Le due finalità principali che hanno spinto Google e Verizon a impegnarsi in questa difficile battaglia sono la libertà da parte degli utenti che dovrebbero poter scegliere le applicazioni e i contenuti ma anche i dispositivi da utilizzare, dato che questa parte è stata fondamentale per l'innovazione che ha reso Internet un mezzo di trasformazione.
La seconda finalità è un appello agli Stati Uniti che deve continuare a incoraggiare gli investimenti e l'innovazione per supportare l'infrastruttura di base a banda larga.
La proposta, portata dal CEO di Google, assume la forma di un quadro legislativo proposto a titolo oneroso da legislatori. Sette sono gli elementi chiave che verranno sottoposti all'attenzione del legislatore.
- In primo luogo, le due società sono sostenitrici della FCC che garantisce che i consumatori abbiano accesso a tutti i contenuti giuridici su internet, e possano utilizzare le applicazioni, i servizi e dispositivi che preferiscono.
- In secondo luogo, oltre ai principi vigenti ci dovrebbe essere un nuovo divieto esecutivo nei confronti delle pratiche discriminatorie. Questo significa che per la prima volta, gli operatori di banda larga non potranno discriminare o privilegiare contenuti legittimi su Internet, ma neanche applicazioni o servizi in modo che possano causare un danno agli utenti o la concorrenza. Altro punto importante è che questo pone le basi perché la Rete non sia privatizzata ma rimanga disponibile e di libero accesso per tutti.

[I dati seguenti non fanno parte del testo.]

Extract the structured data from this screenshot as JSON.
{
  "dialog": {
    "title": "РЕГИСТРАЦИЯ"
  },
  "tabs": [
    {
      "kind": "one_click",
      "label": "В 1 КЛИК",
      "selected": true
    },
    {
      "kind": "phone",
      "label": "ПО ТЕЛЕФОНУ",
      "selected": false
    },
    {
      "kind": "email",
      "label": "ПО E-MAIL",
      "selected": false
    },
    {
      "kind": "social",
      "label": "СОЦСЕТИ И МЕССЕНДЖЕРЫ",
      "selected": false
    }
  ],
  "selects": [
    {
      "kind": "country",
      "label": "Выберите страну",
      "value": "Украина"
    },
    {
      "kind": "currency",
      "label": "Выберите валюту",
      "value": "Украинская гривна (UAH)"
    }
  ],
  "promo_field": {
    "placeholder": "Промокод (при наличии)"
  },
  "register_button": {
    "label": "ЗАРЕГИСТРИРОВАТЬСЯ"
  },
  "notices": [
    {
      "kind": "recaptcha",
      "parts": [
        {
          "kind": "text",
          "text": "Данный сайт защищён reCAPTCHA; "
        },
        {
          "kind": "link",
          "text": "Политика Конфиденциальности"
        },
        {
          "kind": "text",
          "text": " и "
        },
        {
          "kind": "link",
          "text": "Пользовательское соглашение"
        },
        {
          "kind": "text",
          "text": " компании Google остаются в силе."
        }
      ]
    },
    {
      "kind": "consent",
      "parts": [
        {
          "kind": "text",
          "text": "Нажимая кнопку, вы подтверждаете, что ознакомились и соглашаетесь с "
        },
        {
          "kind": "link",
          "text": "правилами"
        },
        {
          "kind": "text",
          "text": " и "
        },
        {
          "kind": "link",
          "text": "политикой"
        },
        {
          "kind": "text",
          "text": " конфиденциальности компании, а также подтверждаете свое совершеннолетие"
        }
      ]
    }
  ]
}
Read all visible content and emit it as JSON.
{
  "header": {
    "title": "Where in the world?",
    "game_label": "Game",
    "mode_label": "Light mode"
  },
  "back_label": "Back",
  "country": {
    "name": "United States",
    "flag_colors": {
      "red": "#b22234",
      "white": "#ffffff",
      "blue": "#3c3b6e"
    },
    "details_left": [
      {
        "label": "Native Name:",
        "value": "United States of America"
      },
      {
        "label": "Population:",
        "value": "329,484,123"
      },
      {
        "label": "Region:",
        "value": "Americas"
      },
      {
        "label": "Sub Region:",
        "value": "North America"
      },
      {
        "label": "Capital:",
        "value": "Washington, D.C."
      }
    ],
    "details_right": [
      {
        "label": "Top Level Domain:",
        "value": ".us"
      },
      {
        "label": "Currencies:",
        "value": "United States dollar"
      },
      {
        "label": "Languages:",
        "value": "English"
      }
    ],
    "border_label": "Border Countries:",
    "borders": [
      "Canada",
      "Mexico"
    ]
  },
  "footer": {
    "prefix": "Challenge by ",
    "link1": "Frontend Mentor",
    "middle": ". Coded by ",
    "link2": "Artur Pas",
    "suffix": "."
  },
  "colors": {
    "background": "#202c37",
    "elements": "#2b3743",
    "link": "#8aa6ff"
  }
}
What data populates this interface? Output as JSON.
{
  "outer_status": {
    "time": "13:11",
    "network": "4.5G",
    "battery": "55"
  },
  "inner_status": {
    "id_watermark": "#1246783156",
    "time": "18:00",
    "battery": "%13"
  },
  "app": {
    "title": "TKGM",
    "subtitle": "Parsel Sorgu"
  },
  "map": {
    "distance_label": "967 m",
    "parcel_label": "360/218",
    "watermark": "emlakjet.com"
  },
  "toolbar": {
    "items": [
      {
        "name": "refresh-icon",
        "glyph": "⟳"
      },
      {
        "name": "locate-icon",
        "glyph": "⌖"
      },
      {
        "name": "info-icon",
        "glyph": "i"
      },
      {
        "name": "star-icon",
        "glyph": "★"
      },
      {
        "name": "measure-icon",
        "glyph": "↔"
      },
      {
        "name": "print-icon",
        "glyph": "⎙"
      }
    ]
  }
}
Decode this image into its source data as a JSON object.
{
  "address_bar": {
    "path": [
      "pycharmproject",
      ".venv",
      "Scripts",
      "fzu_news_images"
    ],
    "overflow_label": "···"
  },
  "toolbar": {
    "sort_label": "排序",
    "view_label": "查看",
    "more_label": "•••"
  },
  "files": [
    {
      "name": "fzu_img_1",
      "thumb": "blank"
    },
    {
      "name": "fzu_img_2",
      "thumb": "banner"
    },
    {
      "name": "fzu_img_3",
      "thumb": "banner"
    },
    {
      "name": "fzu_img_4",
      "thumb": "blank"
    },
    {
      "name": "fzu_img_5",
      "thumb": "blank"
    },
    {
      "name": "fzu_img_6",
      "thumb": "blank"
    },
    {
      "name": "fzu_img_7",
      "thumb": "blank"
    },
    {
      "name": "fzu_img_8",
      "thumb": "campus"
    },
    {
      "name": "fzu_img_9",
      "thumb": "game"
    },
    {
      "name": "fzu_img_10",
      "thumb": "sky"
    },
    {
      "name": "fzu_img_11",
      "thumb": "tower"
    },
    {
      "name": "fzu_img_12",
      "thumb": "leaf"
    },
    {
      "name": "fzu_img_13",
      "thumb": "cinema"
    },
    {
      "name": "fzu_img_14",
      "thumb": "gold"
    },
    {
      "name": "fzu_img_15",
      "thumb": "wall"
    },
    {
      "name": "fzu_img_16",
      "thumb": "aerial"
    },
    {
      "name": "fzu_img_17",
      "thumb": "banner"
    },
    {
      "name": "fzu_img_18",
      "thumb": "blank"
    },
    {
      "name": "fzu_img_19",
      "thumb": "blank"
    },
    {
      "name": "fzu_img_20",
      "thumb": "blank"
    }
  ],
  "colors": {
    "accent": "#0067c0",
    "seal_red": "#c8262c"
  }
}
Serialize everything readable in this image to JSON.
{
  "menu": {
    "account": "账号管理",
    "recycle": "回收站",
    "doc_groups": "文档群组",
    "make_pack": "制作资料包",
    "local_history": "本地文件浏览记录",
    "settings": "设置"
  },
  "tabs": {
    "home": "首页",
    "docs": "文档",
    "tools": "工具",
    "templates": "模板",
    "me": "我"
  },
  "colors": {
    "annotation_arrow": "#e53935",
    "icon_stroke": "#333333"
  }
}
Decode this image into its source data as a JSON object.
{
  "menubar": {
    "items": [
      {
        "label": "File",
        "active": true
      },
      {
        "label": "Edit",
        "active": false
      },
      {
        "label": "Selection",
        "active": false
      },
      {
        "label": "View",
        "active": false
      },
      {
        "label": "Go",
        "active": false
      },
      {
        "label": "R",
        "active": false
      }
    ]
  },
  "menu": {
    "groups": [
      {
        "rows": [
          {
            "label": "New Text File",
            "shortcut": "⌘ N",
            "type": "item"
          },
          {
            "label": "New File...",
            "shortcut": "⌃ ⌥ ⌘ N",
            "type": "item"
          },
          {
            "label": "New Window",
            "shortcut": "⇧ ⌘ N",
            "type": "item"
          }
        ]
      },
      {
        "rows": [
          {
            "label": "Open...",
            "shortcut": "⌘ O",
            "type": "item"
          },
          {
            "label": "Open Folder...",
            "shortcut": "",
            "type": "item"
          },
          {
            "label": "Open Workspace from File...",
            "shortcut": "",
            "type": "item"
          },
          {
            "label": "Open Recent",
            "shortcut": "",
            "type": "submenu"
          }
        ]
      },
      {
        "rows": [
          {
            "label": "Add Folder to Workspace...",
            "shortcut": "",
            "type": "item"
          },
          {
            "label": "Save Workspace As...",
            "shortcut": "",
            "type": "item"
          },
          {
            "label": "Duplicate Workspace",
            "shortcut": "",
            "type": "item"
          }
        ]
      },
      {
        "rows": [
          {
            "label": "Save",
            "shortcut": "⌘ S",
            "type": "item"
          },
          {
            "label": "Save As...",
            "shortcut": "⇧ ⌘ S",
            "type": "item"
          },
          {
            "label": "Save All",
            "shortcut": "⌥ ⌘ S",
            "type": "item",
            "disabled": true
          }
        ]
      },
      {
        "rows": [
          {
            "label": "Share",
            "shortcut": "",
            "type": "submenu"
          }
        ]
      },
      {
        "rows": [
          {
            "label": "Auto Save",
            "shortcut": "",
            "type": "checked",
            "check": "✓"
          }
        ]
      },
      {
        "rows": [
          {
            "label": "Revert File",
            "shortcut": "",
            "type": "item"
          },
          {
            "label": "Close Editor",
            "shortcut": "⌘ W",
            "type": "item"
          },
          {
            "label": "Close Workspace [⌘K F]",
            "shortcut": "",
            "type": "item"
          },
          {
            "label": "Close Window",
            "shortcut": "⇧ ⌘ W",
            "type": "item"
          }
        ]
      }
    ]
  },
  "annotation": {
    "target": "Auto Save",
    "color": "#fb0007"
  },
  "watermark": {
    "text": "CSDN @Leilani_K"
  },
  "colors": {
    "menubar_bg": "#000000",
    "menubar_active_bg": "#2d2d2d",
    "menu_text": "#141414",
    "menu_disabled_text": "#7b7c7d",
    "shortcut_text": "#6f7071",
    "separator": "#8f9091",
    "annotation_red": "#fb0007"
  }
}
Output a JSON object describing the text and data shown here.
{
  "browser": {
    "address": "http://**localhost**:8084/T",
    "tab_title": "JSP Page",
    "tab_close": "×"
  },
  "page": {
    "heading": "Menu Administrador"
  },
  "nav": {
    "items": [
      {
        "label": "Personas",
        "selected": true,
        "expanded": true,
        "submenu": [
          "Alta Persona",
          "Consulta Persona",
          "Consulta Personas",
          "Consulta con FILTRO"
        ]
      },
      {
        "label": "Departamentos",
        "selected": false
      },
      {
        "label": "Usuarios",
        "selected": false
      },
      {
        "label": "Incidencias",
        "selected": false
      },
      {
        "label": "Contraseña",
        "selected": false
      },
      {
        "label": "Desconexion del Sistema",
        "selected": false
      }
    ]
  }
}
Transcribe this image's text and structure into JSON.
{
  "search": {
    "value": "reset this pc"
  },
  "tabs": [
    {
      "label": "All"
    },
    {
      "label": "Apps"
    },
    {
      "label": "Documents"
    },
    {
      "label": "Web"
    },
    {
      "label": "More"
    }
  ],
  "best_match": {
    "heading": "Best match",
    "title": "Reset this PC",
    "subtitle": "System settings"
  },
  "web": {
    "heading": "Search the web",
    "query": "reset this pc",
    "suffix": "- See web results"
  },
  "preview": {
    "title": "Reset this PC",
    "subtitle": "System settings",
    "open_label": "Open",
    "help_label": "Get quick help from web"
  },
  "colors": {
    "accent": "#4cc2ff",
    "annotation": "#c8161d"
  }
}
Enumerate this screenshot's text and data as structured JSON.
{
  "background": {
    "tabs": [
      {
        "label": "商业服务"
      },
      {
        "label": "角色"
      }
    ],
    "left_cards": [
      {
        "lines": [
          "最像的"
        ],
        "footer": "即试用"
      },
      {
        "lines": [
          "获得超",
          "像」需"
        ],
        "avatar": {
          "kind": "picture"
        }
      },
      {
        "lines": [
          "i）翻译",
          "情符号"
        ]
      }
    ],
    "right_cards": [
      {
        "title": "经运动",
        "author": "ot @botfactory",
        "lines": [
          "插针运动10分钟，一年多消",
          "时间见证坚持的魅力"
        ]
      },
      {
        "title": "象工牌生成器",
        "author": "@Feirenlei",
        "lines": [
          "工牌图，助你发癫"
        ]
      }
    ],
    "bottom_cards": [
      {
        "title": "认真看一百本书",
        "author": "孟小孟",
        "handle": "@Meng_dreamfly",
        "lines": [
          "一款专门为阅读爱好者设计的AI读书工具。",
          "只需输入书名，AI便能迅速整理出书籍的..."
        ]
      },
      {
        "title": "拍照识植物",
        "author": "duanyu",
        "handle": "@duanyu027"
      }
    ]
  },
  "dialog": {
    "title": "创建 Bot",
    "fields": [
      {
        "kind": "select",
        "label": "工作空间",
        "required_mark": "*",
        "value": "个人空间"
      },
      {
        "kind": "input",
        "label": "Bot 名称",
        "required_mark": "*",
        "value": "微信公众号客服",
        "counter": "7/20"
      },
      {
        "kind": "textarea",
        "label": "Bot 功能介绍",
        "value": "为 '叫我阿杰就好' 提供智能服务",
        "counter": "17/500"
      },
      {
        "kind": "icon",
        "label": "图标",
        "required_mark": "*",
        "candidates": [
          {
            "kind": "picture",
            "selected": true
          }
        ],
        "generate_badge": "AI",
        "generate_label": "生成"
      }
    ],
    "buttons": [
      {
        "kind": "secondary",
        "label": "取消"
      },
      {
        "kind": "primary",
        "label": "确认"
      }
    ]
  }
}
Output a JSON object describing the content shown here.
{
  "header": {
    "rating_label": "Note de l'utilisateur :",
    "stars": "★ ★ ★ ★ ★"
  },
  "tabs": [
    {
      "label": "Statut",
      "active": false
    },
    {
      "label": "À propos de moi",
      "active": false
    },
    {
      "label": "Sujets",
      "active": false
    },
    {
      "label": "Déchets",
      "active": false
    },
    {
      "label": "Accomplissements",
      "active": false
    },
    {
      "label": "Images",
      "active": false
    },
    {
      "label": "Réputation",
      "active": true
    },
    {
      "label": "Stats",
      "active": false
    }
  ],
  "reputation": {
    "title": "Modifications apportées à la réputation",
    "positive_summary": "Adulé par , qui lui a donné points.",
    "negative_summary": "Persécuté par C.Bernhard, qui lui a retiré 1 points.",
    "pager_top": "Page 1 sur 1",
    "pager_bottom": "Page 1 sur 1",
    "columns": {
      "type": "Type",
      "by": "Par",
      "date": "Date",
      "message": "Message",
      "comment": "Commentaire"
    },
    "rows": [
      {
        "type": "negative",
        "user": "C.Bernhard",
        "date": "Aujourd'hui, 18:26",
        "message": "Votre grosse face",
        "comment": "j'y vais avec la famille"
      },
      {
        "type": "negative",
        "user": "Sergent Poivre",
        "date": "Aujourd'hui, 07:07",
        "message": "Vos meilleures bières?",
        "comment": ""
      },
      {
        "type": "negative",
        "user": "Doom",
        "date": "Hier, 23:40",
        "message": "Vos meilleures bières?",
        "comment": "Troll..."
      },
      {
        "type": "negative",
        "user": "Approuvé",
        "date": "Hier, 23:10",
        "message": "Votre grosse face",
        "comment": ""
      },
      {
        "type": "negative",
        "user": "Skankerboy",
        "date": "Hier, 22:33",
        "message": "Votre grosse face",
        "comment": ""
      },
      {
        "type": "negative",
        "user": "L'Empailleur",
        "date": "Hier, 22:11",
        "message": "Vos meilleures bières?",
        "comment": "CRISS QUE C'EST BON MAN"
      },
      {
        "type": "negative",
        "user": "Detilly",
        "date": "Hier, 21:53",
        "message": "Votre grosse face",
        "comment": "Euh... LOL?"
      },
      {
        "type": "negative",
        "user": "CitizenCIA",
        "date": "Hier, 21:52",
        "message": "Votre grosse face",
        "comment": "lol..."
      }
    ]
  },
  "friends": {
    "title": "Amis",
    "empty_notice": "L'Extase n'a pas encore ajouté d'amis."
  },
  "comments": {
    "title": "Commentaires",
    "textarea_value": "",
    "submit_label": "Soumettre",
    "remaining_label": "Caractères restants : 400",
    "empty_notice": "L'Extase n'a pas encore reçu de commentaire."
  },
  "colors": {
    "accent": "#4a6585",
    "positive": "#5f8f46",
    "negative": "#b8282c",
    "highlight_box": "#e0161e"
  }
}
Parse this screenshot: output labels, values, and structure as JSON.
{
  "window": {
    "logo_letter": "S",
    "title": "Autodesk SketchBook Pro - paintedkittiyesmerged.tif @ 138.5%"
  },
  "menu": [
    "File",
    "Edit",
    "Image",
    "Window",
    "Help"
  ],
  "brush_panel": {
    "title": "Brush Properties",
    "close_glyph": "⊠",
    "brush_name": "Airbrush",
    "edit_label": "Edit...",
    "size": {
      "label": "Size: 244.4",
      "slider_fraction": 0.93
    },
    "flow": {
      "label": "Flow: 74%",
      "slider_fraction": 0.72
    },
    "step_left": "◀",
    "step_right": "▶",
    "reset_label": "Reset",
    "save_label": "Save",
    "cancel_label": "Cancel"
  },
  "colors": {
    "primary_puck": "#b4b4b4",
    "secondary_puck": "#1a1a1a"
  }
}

- In terzo luogo, i consumatori devono essere pienamente informati sulle loro esperienze su Internet con nuove regole di trasparenza sia per i servizi via cavo che wireless per quanto riguarda i servizi offerti e le capacità da parte degli operatori di soddisfarli.
- In quarto luogo, la FCC sarà garante di tutte queste nuove normative e regole per proteggere quindi i consumatori dai possibili illeciti da parte degli operatori. In particolare, la FCC dovrebbe far rispettare queste politiche di apertura grazie ad un meccanismo basato sulle segnalazioni che farebbero partire una serie di controlli.
- In quinto luogo, le infrastrutture a banda larga devono essere una piattaforma per l'innovazione. Quindi ci sarebbe la possibilità da parte delle aziende di proporre nuovi servizi che possano dare una spinta alle novità tecnologiche nei campi della connettività e dello streaming video.
- Nel sesto punto, viene dettata la differenza tra mercato wireless e mercato su cavo con una spiccata evoluzione e competitività per la prima. E' proprio per questo che i punti esposti riguarderanno il mercato tradizionale e non quello senza fili tranne per quanto riguarda la parte della trasparenza.
- Settimo punto è nell'interesse degli Stati Uniti è dare la possibilità di accesso alla banda larga e Internet che garantisce comunque flessibilità da parte degli operatori nel fornire i contenuti.